Friday, December 28, 2012

Snowflakes

I was watching some sort of Christmas special a couple of weeks ago, although not a very memorable one because I could not tell you the title, the characters, the story, or if it was a cheesy-but-addictive Hallmark movie or a holiday-themed episode of a show or even a commercial.  The one thing I do remember?  One of the female characters sported giant snowflake earrings.

I immediately started craving a pair -- something beaded, or course.  I looked through my stack of patterns and found a seed bead and crystal snowflake ("Flurries in the Forecast"), from the October 2004 issue of Bead & Button.

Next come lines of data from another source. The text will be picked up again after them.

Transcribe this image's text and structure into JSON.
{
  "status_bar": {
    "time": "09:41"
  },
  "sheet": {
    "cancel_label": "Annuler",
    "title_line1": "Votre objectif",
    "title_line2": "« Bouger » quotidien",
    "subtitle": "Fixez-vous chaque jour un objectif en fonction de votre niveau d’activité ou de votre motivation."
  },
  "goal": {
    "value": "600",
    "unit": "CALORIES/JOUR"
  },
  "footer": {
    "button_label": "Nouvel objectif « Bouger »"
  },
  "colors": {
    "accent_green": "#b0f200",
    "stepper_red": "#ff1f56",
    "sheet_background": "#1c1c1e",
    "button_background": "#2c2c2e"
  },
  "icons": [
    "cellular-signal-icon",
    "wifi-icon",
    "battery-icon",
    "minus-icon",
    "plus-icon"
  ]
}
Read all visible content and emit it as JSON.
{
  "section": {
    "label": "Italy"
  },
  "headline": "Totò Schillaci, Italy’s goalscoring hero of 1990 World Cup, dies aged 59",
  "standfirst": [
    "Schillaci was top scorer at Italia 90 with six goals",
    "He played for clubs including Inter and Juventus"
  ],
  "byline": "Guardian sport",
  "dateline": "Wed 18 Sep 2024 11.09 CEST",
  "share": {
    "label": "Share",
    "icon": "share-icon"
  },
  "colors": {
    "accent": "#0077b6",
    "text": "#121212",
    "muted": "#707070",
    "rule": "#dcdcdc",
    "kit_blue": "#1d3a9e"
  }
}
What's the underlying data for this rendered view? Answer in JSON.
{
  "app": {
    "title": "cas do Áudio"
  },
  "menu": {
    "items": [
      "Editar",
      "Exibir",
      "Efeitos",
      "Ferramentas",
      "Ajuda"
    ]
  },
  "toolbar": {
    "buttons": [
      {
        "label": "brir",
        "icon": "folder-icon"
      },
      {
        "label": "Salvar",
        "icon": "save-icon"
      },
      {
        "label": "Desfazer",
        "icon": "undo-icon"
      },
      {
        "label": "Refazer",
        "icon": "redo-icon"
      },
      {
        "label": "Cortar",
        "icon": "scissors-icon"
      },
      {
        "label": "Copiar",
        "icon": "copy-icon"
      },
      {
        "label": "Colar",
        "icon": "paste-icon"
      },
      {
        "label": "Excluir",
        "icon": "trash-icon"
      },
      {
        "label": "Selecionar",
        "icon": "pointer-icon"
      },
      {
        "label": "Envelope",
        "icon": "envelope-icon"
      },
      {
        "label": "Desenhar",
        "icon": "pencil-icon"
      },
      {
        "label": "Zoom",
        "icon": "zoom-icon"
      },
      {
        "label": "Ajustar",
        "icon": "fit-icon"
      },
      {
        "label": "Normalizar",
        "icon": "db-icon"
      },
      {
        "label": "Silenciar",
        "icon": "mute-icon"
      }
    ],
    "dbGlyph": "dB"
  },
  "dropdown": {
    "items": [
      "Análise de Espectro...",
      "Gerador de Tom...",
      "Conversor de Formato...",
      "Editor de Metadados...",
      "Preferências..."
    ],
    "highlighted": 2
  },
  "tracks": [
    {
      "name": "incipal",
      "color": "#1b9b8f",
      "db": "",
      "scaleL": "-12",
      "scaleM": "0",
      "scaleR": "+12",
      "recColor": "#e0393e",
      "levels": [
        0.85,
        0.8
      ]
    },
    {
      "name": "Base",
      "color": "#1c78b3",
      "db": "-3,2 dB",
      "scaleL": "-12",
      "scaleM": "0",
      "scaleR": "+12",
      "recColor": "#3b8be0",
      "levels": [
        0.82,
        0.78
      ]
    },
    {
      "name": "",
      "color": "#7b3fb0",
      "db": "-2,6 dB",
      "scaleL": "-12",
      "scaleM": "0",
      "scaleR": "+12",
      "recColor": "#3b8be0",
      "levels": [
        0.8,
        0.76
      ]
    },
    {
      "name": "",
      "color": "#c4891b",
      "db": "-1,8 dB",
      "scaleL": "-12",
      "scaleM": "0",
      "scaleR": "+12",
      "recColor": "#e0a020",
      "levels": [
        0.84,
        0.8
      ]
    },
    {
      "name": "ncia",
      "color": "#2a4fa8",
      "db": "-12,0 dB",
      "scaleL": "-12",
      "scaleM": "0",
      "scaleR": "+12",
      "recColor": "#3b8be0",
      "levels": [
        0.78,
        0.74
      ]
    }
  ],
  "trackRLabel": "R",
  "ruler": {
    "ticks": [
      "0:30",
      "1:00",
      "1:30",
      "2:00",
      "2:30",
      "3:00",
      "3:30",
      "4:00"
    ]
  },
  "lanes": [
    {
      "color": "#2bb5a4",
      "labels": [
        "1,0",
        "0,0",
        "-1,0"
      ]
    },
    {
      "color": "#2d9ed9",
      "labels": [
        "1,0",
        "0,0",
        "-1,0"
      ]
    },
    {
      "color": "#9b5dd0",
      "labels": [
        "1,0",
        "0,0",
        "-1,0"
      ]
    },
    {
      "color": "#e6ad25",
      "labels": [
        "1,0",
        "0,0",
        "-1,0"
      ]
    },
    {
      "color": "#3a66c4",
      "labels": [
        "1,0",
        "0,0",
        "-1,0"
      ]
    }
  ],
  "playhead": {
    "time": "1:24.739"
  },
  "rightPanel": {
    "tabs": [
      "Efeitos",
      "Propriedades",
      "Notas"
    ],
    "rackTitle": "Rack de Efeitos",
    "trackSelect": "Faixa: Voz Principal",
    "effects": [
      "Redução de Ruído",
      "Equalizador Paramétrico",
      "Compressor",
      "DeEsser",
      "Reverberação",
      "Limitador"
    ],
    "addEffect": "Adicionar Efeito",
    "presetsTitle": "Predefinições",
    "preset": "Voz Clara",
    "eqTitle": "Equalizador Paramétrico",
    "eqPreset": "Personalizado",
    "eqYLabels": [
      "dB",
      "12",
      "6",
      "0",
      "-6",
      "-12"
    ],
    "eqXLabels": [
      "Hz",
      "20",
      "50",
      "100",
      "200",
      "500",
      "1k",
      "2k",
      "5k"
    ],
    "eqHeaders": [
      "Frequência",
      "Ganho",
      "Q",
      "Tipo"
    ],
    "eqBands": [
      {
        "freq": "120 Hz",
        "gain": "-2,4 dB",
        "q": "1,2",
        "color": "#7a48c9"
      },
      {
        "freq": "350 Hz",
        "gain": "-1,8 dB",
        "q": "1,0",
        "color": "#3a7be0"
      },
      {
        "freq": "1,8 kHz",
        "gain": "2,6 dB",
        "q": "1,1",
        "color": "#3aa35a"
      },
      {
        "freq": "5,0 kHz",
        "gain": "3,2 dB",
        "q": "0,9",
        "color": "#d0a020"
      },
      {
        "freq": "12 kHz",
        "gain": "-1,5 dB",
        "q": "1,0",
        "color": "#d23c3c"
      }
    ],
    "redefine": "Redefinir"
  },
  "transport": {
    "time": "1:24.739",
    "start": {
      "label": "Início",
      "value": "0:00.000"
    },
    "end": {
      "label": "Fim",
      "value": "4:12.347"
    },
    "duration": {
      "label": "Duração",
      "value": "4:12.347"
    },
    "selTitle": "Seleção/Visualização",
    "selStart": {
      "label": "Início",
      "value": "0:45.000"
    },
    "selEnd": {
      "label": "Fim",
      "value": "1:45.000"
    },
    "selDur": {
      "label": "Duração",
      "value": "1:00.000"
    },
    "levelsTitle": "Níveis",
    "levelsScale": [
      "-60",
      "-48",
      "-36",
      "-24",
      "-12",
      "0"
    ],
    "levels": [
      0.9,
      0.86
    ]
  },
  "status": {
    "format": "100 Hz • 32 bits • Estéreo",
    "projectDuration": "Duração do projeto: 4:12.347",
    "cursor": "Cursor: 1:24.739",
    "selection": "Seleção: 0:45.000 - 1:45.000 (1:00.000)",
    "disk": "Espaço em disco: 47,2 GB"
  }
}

This is what the pattern produced:
But the snowflake has too many arms; snowflakes are supposed to have hexagonal symmetry, and so mine would.  Also, this snowflake was floppy.  The instructions recommended dipping the snowflakes in floor wax to stiffen them, but that would have required me going all the way back up to my sewing room and spending a whole five minutes looking for my floor wax*, and that was out of the question.  Instead I added a little bridge between each spoke.

My version:
By reducing the arms to six there was no room for the central crystal, but I don't miss it. 

The weirdo snowflake will go into my tin of beaded missteps, which I will someday sew up into an arty collage of mistakes and false starts.

*Floor wax is kind of a problem for me.  I desperately need it for the hardwood floors in the house, but despite searching in every general store, dollar store, and hardware store I've been to in the last two years, I can't find any at all.  Why not use the bottle I already have?  Aside from the fact that jewelry-making is far more important to me than cleaning, the bottle I have for stiffening purposes is way too small to cover even just the most-worn floorboards.